Science Museum of Minnesota Lands Largest Donation Ever
Photo courtesy of the Science Museum of Minnesota

Science Museum of Minnesota Lands Largest Donation Ever

A $6.5 million donation from the estate of U of M advertising professor Dr. William D. Wells will fund the museum’s chair of science position.

The Science Museum of Minnesota is ringing in the new year with a historic $6.5 million gift, the largest in the organization’s history.

Gifted by the estate of University of Minnesota advertising professor Dr. William D. Wells, the money will fund the museum’s “chair of science” position, the organization announced on Wednesday.

That role heads the museum’s Center for Research and Collections, which cares for the organization’s collection and conducts research and outreach in anthropology, biology, paleontology, and environmental science.

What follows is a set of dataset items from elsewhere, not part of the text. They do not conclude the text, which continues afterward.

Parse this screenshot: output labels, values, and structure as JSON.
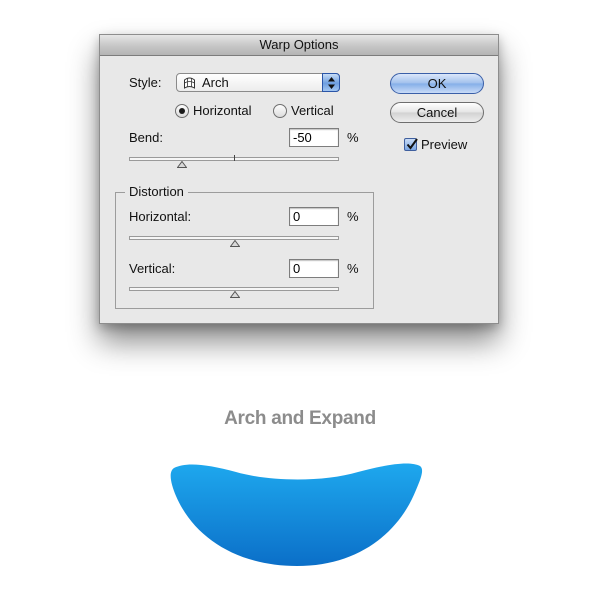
{
  "dialog": {
    "title": "Warp Options",
    "style": {
      "label": "Style:",
      "value": "Arch",
      "icon": "arch-style-icon"
    },
    "orientation": {
      "options": [
        "Horizontal",
        "Vertical"
      ],
      "selected": "Horizontal"
    },
    "bend": {
      "label": "Bend:",
      "value": "-50",
      "unit": "%",
      "slider_fraction": 0.25
    },
    "distortion": {
      "title": "Distortion",
      "horizontal": {
        "label": "Horizontal:",
        "value": "0",
        "unit": "%",
        "slider_fraction": 0.5
      },
      "vertical": {
        "label": "Vertical:",
        "value": "0",
        "unit": "%",
        "slider_fraction": 0.5
      }
    },
    "buttons": {
      "ok": "OK",
      "cancel": "Cancel"
    },
    "preview": {
      "label": "Preview",
      "checked": true
    }
  },
  "caption": "Arch and Expand",
  "colors": {
    "dialog_bg": "#e8e8e8",
    "accent_blue": "#6d9ee0",
    "shape_top": "#1ea8ee",
    "shape_bottom": "#0b6fc8",
    "caption": "#8c8c8c"
  }
}
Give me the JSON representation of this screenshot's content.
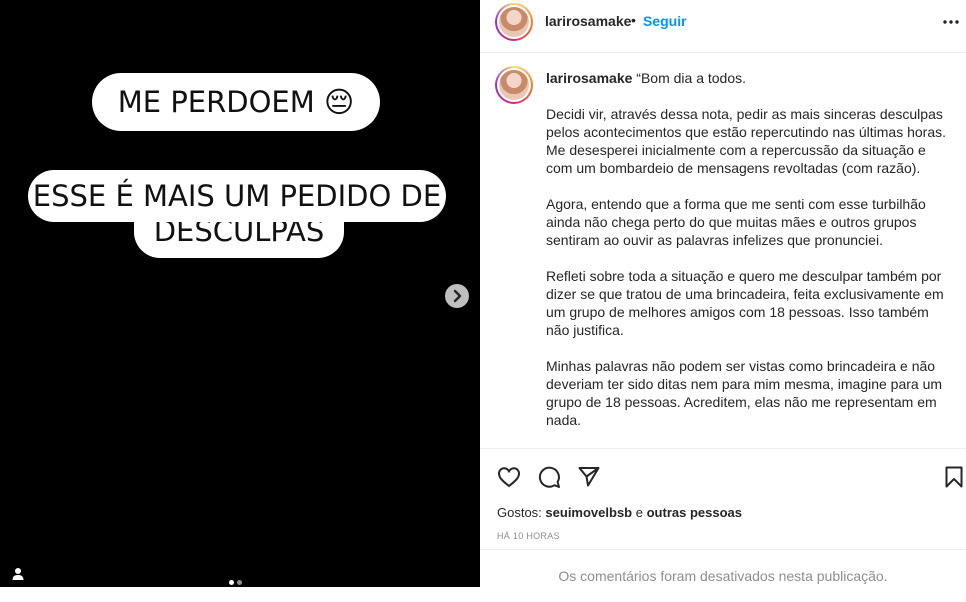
{
  "media": {
    "line1": "ME PERDOEM 😔",
    "line2": "ESSE É MAIS UM PEDIDO DE",
    "line3": "DESCULPAS",
    "next_icon": "chevron-right-icon",
    "tag_icon": "person-icon",
    "slides": 2,
    "active_slide": 1
  },
  "header": {
    "username": "larirosamake",
    "separator": "•",
    "follow_label": "Seguir",
    "more_icon": "more-horizontal-icon"
  },
  "caption": {
    "username": "larirosamake",
    "p1": "“Bom dia a todos.",
    "p2": "Decidi vir, através dessa nota, pedir as mais sinceras desculpas pelos acontecimentos que estão repercutindo nas últimas horas. Me desesperei inicialmente com a repercussão da situação e com um bombardeio de mensagens revoltadas (com razão).",
    "p3": "Agora, entendo que a forma que me senti com esse turbilhão ainda não chega perto do que muitas mães e outros grupos sentiram ao ouvir as palavras infelizes que pronunciei.",
    "p4": "Refleti sobre toda a situação e quero me desculpar também por dizer se que tratou de uma brincadeira, feita exclusivamente em um grupo de melhores amigos com 18 pessoas. Isso também não justifica.",
    "p5": "Minhas palavras não podem ser vistas como brincadeira e não deveriam ter sido ditas nem para mim mesma, imagine para um grupo de 18 pessoas. Acreditem, elas não me representam em nada."
  },
  "actions": {
    "like_icon": "heart-icon",
    "comment_icon": "comment-icon",
    "share_icon": "send-icon",
    "save_icon": "bookmark-icon",
    "likes_prefix": "Gostos:",
    "likes_user": "seuimovelbsb",
    "likes_and": "e",
    "likes_others": "outras pessoas",
    "time": "HÁ 10 HORAS",
    "comments_disabled": "Os comentários foram desativados nesta publicação."
  },
  "colors": {
    "accent": "#0095f6",
    "text": "#262626",
    "muted": "#8e8e8e"
  }
}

Before Wells’ gift, the largest donation the museum had ever received was $1 million in 2019 by an anonymous donor.

The Science Museum was founded in 1907 and welcomes hundreds of thousands of visitors each year, according to a press release issued Wednesday. Museum officials noted that Wells recognized the museum as a valuable resource for continuing education in the community.

“We are proud and honored to be the recipient of Dr. Wells’ historic gift,” said Science Museum president and CEO Alison Rempel Brown in the release. “We are grateful that Dr. Wells recognized our value as a community resource to inspire people we serve to continue learning well beyond the classroom years.”

Wells died in 2020, but his estate has continued to donate to causes across the Twin Cities. In 2021, his estate gifted Twin Cities Public Television a $9 million donation to establish the William D. Wells Fund for Science, Technology, Engineering, and Math (STEM) Education. That also marked the largest donation in TPT’s history.

The Science Museum’s recent gift is just one of the many large — and sometimes unexpected — donations that have landed at Minnesota nonprofits in recent years. Some of those unexpected gifts originated from philanthropist MacKenzie Scott, who has vowed to return much of her wealth to “the society that helped generate it.”